変化の本質

時の書と呼ばれるものに中国の「易経」があります。時の変化と兆しをよく読み、何をすべきかを記しています。時というものに注目し、変化というものがなぜ起きるのか、それを突き詰めて追及したものではないかと私は思います。

私も自然農の実践者ですが、常に風を感じて時を読みます。なぜなら種蒔きの時機や収穫の時を間違えないようにするためです。どんなに何度も種を蒔いても、育たない時機に蒔いても芽は出ることはありません。常に天の運行や大地の状態、そして風向きや気候をよく観察していなければ自然の変化に合わせて行動していくことができないからです。

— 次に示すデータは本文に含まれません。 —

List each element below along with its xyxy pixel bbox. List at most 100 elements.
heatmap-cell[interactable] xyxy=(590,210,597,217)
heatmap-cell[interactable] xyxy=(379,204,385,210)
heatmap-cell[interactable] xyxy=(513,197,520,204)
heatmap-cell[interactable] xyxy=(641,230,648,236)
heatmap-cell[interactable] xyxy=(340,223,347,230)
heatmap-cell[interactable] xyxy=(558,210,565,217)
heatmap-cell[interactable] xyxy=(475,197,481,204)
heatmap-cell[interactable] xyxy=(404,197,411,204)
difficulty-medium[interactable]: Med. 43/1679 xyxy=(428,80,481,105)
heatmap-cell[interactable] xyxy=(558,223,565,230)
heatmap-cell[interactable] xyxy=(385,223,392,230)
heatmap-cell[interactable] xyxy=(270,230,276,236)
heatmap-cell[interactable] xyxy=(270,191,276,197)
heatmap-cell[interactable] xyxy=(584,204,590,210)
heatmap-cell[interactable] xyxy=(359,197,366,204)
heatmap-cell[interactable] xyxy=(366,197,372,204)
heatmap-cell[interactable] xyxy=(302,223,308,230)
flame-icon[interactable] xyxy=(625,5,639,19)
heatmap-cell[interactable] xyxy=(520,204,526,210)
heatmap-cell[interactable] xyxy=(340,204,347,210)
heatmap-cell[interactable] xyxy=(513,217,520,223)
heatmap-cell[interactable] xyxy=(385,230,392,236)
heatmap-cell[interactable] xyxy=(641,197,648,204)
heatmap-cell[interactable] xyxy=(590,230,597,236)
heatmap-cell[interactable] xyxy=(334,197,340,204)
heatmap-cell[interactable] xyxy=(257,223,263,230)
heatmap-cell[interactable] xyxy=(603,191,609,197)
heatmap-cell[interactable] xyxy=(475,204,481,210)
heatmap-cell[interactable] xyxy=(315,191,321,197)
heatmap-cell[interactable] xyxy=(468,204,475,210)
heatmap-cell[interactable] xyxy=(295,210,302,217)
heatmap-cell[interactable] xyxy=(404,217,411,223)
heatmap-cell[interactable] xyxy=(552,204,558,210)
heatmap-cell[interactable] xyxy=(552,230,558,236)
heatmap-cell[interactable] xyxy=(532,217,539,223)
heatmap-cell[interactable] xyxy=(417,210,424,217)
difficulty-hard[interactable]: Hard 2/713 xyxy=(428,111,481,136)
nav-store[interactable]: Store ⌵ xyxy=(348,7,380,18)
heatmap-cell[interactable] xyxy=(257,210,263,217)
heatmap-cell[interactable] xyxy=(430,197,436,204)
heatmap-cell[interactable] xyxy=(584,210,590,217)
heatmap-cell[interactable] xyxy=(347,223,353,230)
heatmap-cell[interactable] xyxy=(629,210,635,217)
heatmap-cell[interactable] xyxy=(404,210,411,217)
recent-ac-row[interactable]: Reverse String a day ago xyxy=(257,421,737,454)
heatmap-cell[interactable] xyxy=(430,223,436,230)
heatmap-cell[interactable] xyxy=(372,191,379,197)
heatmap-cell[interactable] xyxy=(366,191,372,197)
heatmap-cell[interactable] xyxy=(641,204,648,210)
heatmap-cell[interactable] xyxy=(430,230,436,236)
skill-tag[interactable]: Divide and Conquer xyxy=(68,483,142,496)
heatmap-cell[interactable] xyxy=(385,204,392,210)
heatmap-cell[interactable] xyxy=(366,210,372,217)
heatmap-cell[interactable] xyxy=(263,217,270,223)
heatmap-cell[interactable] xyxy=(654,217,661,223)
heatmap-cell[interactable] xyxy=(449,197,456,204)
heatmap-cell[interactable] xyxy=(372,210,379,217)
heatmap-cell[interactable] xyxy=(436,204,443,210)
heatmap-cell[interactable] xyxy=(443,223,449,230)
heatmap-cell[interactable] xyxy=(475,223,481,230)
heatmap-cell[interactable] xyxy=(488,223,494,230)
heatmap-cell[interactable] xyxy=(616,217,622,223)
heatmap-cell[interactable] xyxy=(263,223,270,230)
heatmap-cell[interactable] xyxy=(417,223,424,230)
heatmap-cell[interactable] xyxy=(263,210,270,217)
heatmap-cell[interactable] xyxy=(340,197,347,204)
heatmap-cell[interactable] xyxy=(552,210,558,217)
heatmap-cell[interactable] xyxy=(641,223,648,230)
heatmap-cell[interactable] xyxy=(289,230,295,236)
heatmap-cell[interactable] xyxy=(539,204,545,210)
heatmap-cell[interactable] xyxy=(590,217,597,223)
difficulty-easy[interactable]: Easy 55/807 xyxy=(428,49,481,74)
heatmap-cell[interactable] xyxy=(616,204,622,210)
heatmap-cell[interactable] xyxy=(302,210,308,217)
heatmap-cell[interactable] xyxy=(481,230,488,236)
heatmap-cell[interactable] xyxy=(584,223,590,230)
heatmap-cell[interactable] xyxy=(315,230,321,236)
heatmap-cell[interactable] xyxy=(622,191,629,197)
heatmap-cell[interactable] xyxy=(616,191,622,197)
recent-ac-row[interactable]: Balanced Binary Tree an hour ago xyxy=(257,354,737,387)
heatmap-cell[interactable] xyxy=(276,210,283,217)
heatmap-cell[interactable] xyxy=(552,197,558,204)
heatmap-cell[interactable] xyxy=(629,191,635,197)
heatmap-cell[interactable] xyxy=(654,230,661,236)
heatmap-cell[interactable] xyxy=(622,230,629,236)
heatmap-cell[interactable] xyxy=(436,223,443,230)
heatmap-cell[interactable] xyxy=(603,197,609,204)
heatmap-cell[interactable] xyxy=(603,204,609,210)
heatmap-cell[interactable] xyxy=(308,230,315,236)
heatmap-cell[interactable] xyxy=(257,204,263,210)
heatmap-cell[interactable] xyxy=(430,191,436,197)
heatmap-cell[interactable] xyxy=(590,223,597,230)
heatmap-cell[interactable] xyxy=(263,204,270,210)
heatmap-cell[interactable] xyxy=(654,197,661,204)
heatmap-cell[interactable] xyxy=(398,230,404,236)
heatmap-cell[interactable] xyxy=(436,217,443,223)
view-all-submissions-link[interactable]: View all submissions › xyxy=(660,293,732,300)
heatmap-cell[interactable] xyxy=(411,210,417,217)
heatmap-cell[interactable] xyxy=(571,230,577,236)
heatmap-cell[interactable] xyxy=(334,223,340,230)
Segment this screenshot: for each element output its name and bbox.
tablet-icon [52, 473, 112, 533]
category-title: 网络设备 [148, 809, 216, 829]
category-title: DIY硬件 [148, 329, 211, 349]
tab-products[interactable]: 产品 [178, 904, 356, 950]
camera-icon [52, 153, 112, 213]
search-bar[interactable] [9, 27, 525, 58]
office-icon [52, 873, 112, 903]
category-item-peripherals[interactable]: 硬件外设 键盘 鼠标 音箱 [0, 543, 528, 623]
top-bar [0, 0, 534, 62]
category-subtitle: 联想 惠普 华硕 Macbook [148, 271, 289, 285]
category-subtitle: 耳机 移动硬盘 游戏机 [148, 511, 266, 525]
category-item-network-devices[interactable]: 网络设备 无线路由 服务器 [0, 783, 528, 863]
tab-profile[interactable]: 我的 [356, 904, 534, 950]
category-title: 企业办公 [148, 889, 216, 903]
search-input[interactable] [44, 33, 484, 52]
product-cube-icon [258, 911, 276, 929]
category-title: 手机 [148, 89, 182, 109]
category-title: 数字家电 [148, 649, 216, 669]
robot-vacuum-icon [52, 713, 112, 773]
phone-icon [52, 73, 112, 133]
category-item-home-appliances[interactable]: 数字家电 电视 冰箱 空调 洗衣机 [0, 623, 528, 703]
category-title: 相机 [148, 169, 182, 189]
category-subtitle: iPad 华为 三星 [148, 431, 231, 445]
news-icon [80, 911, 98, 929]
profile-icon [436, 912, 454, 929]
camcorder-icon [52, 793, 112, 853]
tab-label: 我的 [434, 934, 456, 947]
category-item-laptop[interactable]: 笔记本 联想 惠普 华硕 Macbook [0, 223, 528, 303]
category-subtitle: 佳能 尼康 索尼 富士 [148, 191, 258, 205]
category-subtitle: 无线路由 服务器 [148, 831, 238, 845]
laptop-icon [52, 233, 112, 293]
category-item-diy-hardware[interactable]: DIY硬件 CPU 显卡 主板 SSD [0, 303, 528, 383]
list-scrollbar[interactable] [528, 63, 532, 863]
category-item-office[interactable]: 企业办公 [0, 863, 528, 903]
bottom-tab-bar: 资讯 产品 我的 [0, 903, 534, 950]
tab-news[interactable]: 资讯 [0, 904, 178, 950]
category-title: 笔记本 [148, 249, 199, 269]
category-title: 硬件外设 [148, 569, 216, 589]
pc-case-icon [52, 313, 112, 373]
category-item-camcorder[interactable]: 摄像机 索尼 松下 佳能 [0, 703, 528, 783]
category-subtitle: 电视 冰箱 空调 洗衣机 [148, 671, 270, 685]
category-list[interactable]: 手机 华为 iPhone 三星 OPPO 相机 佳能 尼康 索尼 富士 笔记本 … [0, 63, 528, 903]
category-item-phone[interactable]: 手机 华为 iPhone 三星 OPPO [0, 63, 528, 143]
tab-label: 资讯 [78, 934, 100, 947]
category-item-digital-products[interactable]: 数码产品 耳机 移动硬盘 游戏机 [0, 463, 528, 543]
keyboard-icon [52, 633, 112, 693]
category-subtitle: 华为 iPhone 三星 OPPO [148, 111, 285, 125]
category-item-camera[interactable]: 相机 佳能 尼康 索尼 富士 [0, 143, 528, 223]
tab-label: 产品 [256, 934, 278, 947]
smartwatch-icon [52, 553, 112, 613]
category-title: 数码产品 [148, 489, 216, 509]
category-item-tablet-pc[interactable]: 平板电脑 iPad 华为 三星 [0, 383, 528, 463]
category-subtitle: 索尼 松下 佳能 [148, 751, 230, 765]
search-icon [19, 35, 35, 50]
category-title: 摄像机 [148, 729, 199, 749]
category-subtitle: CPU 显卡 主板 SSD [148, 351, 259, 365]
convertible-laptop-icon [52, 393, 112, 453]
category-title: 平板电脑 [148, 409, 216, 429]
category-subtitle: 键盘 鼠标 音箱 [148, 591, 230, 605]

自然は常に「兆し」を知らせるのであり、私はその兆しをよく観察して自分の行動を決めています。兆しはどのような時に、発生するのか、それを易経を紹介しながら少し私なりの直観の整理をします。

「窮すれば則ち変じ、変ずれば則ち通ず」

これはなんでもそうですが、変化は常に振り子のように左右に、もしくは砂時計のように上下に振れます。陰に極まれば陽になり、陽に極まれば陰になる。世の中がもっとも暗い時には明るい方へと移動し、その逆もまた然りです。

自然は常にバランスを保つことが真理ですから、絶望の果てに希望があり、希望がまた絶望を呼びます。一見、終わりだと思っている最中にこそ始まりがあり、始まりの時こそ終わりが出てくるのです。

変化に調和する人は、その状況をよく観察して道を拓いていくのです。

「君子豹変す。小人は面を革む」

これは、リーダーは変化に合わせて自分を素早く的確に適応させていきます。そのためには、居心地のよい場所を瞬時に離れてでも危険に身を晒してでもその変化の兆しに適応していく方を優先させます。この豹変とは、大切なものを守るために変化に合わせるということです。大切なものを守るのか、それとも自分を守るのか。大切なものは何かを知っているからこそ、そのために変化するのです。その反対に、変化を恐れる人は表面上の変化だけはしますが本質的には変化はしません。理由は、変化そのものを怖がっているからです。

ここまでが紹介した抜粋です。